Since you've not published any error messages, no one can reasonably
save you. RHEL 6 and SL 6 are no longer supported, except that you can
pay for "RHEL 6 ELS", or extended life support. Time to update.

> Disk like - we date code our disks and when they are over 5000 hr.  We
> swap them out and give toss them.  We have had replaced a bunch of disk
> at one time and 3 years later they all died within a month.  They are
> typically on 24 / 7.  We stagger the start up dates by 6 mo.

That... wounds ike the old IBM "Deskstar" problem, known as the "IBM
Deathstar" issue, where thousands of consumer grade disks failed after
a specific amount of wear and took out cheap RAID clusters around the
world. But staggered over six months.... that sounds like you had a
cooling problem in your racks.

Don't blame your hardware failures on SL or RHEL, unless they were
doing something really stupid like nightly filling all your disks with
zeroes to "optimeze" themselves, which is not a default behavior.

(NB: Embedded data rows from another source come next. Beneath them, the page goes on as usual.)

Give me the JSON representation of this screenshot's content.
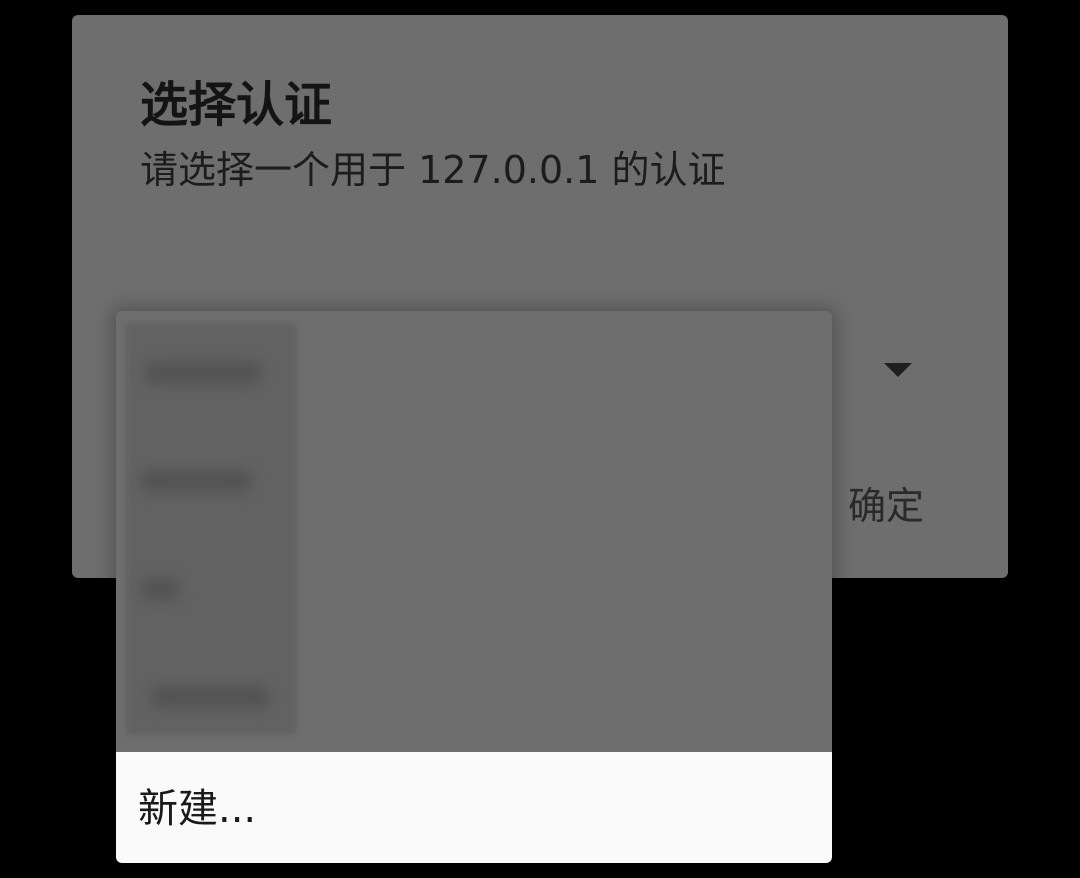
{
  "dialog": {
    "title": "选择认证",
    "message": "请选择一个用于 127.0.0.1 的认证",
    "ok_button": "确定"
  },
  "dropdown": {
    "new_item_label": "新建..."
  },
  "icons": {
    "spinner_arrow": "triangle-down-icon"
  }
}
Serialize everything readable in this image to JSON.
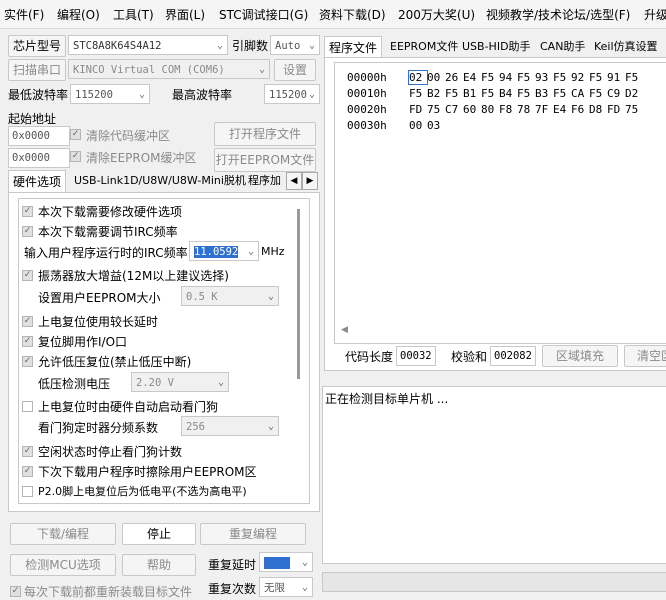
{
  "menu": [
    "实件(F)",
    "编程(O)",
    "工具(T)",
    "界面(L)",
    "STC调试接口(G)",
    "资料下载(D)",
    "200万大奖(U)",
    "视频教学/技术论坛/选型(F)",
    "升级"
  ],
  "chip": {
    "label": "芯片型号",
    "value": "STC8A8K64S4A12",
    "pins_label": "引脚数",
    "pins_value": "Auto"
  },
  "port": {
    "scan_button": "扫描串口",
    "value": "KINCO Virtual COM (COM6)",
    "settings_button": "设置"
  },
  "baud": {
    "min_label": "最低波特率",
    "min_value": "115200",
    "max_label": "最高波特率",
    "max_value": "115200"
  },
  "start_addr": {
    "label": "起始地址",
    "code_addr": "0x0000",
    "clear_code": "清除代码缓冲区",
    "open_prog_button": "打开程序文件",
    "eeprom_addr": "0x0000",
    "clear_eeprom": "清除EEPROM缓冲区",
    "open_eeprom_button": "打开EEPROM文件"
  },
  "left_tabs": [
    "硬件选项",
    "USB-Link1D/U8W/U8W-Mini脱机",
    "程序加"
  ],
  "options": {
    "o1": "本次下载需要修改硬件选项",
    "o2": "本次下载需要调节IRC频率",
    "irc_label": "输入用户程序运行时的IRC频率",
    "irc_value": "11.0592",
    "irc_unit": "MHz",
    "o3": "振荡器放大增益(12M以上建议选择)",
    "eeprom_size_label": "设置用户EEPROM大小",
    "eeprom_size_value": "0.5 K",
    "o4": "上电复位使用较长延时",
    "o5": "复位脚用作I/O口",
    "o6": "允许低压复位(禁止低压中断)",
    "lvd_label": "低压检测电压",
    "lvd_value": "2.20 V",
    "o7": "上电复位时由硬件自动启动看门狗",
    "wdt_label": "看门狗定时器分频系数",
    "wdt_value": "256",
    "o8": "空闲状态时停止看门狗计数",
    "o9": "下次下载用户程序时擦除用户EEPROM区",
    "o10": "P2.0脚上电复位后为低电平(不选为高电平)"
  },
  "bottom": {
    "download": "下载/编程",
    "stop": "停止",
    "reprogram": "重复编程",
    "detect": "检测MCU选项",
    "help": "帮助",
    "repeat_delay_label": "重复延时",
    "repeat_delay_value": "",
    "repeat_count_label": "重复次数",
    "repeat_count_value": "无限",
    "reload_label": "每次下载前都重新装载目标文件"
  },
  "right_tabs": [
    "程序文件",
    "EEPROM文件",
    "USB-HID助手",
    "CAN助手",
    "Keil仿真设置"
  ],
  "hex": [
    {
      "addr": "00000h",
      "bytes": [
        "02",
        "00",
        "26",
        "E4",
        "F5",
        "94",
        "F5",
        "93",
        "F5",
        "92",
        "F5",
        "91",
        "F5"
      ]
    },
    {
      "addr": "00010h",
      "bytes": [
        "F5",
        "B2",
        "F5",
        "B1",
        "F5",
        "B4",
        "F5",
        "B3",
        "F5",
        "CA",
        "F5",
        "C9",
        "D2"
      ]
    },
    {
      "addr": "00020h",
      "bytes": [
        "FD",
        "75",
        "C7",
        "60",
        "80",
        "F8",
        "78",
        "7F",
        "E4",
        "F6",
        "D8",
        "FD",
        "75"
      ]
    },
    {
      "addr": "00030h",
      "bytes": [
        "00",
        "03"
      ]
    }
  ],
  "code_stats": {
    "length_label": "代码长度",
    "length_value": "00032",
    "checksum_label": "校验和",
    "checksum_value": "002082",
    "fill_button": "区域填充",
    "clear_button": "清空区"
  },
  "log": {
    "text": "正在检测目标单片机 ..."
  }
}
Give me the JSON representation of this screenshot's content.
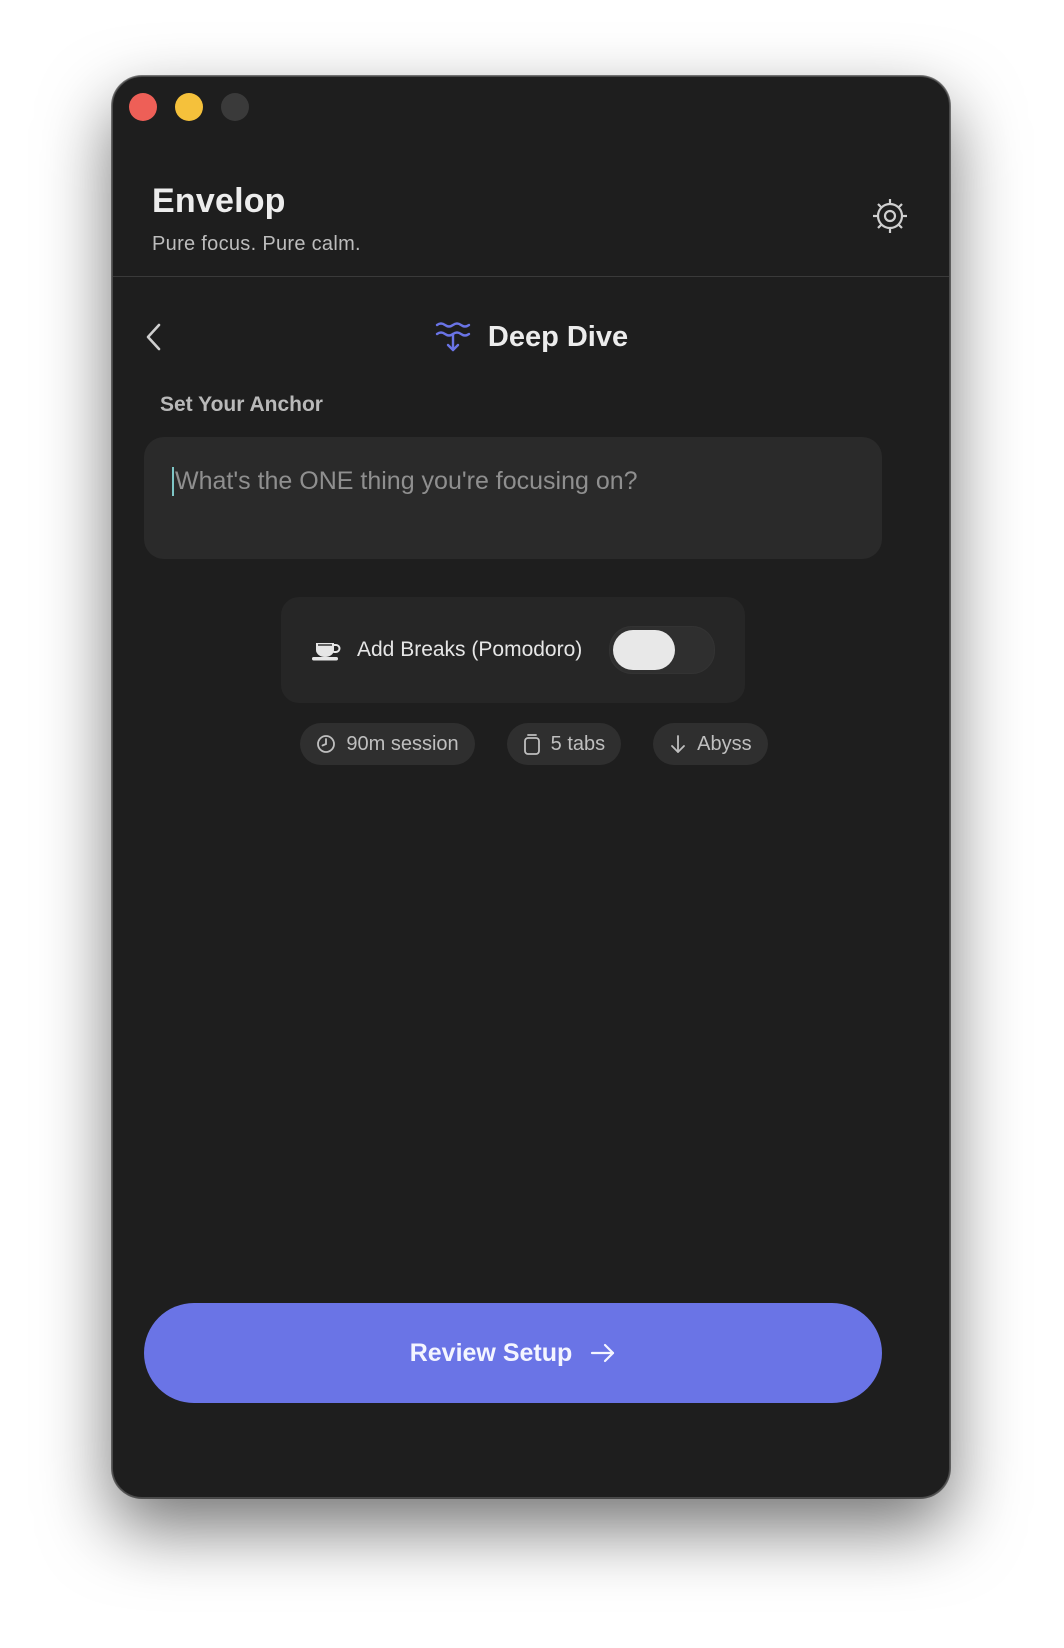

> My advise if you don't want to be forever the support team - buy a MAC.

Apple provides no server support. Zero, zip, nada, end of sentence.
They support only consumer devices, and those are quite expensive.
Don't conflate drive failures with distribution issues, and if you
want OS commercial support, guess what? Get some RHEL licenses,
because that kind of work costs money.

> The people I have helped get on to a Linux system are not OS smart and I
> spend a lot of time helping them out.  It also looks like it may be a
> cradel to grave problem.

You were upset, so I'll not comment on your spelling errors except to
say maybe you could have used a break before writing this note?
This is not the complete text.